Although I’ve never held a role in politics, nor do I intend to, there’s no doubt that they come with the most stressful occupations. Whether it’s president, vice president, or even house speaker, one is under immense pressure from day one to ensure they are making the right calls and ensuring they have the trust of the American public. One other role that deals with a lot of pressure is secretary of defense. And when wars break out, they are the ones who are under the microscope of the American people on a 24/7 basis.
The Fog of War is a documentary of Former Secretary of Defense Robert McNamara, who served under Presidents Kennedy and Johnson. Directed by Errol Morris, the documentary features interviews with Morris as he explains the decisions that were made leading up to and during the Vietnam War. It serves as a reflection of McNamara’s service and, in a sense, as a leadership development course for those in a similar role or another role in which they are called to lead. The documentary is separated by different life lessons throughout, based on what McNamara learned during his service under Kennedy and Johnson. They include “Empathize with your enemy,” “Maximize efficiency,” and “Belief and seeing are both often wrong.”

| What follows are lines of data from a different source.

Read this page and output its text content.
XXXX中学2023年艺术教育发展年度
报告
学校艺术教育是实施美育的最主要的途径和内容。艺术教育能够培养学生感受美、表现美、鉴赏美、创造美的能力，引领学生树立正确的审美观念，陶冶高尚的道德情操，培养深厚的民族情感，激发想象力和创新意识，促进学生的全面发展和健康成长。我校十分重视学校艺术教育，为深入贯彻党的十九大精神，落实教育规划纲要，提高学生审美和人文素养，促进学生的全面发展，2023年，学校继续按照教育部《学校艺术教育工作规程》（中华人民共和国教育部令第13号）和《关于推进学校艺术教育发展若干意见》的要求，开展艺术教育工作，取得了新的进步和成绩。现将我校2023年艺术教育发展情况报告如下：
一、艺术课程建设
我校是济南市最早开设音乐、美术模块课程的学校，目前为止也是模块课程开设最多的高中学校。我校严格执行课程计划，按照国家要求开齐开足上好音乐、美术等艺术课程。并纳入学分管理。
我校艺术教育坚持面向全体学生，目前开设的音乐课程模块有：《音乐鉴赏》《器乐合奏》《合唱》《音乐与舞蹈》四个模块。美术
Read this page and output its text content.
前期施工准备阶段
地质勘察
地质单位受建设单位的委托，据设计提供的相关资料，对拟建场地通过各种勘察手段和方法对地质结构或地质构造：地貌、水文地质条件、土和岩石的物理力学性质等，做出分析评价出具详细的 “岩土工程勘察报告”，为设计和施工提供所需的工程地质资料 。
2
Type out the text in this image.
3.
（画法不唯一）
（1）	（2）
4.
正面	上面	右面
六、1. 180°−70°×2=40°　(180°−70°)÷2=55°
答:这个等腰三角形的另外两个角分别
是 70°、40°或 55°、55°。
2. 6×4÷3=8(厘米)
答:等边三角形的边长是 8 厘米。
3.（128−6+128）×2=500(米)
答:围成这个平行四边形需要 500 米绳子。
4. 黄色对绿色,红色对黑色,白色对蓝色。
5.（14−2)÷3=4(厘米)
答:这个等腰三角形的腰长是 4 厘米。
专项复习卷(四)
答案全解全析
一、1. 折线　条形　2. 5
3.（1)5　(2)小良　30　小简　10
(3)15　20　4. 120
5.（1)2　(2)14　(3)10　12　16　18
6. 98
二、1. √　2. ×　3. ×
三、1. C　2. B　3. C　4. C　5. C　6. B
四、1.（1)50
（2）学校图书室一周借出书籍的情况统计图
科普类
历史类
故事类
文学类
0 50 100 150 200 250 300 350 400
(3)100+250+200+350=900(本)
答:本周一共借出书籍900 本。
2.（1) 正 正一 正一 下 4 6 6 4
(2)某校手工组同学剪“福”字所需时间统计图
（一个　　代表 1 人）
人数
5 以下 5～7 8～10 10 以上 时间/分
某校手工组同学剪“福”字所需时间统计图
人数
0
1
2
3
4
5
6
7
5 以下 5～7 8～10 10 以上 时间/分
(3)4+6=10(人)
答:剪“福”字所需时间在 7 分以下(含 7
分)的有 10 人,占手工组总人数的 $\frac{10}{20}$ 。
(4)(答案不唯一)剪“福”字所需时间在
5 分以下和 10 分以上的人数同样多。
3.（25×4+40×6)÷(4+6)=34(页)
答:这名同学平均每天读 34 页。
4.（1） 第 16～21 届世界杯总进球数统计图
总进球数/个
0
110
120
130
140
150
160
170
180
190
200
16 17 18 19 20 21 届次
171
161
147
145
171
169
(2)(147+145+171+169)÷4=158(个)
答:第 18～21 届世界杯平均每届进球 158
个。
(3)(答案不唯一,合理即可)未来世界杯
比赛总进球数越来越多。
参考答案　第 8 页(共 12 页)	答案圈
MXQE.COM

You can say what you will about the decisions McNamara made in the heat of the moment and whatever views he held onto long after his time in office ended. But Morris’ documentary captures the pain and anguish he felt when the Vietnam War was taking place. One of the film’s best moments is when Morris mentions how things would have been different if Kennedy was not assassinated and continued to serve as president throughout the 1960s. But he then quickly remarks that he appreciated Johnson’s service as well. Toward the end of the documentary, there are some questions Morris asks McNamara, but he refuses to answer them out of fear of how they’ll be interpreted and how he’ll be viewed. It’s incredible to see someone have such an intense reaction to a question long after he’s been separated from service.
Most of the film is comprised of interviews and archival footage, and this recent Blu-ray transfer enhances the quality of the picture tremendously. There are only a few special features, such as 24 additional scenes and one that goes over McNamara’s lessons he learned from his time in politics. But this is still a miraculous transfer and a film that is worthy of a view, no matter what side of the aisle you are on.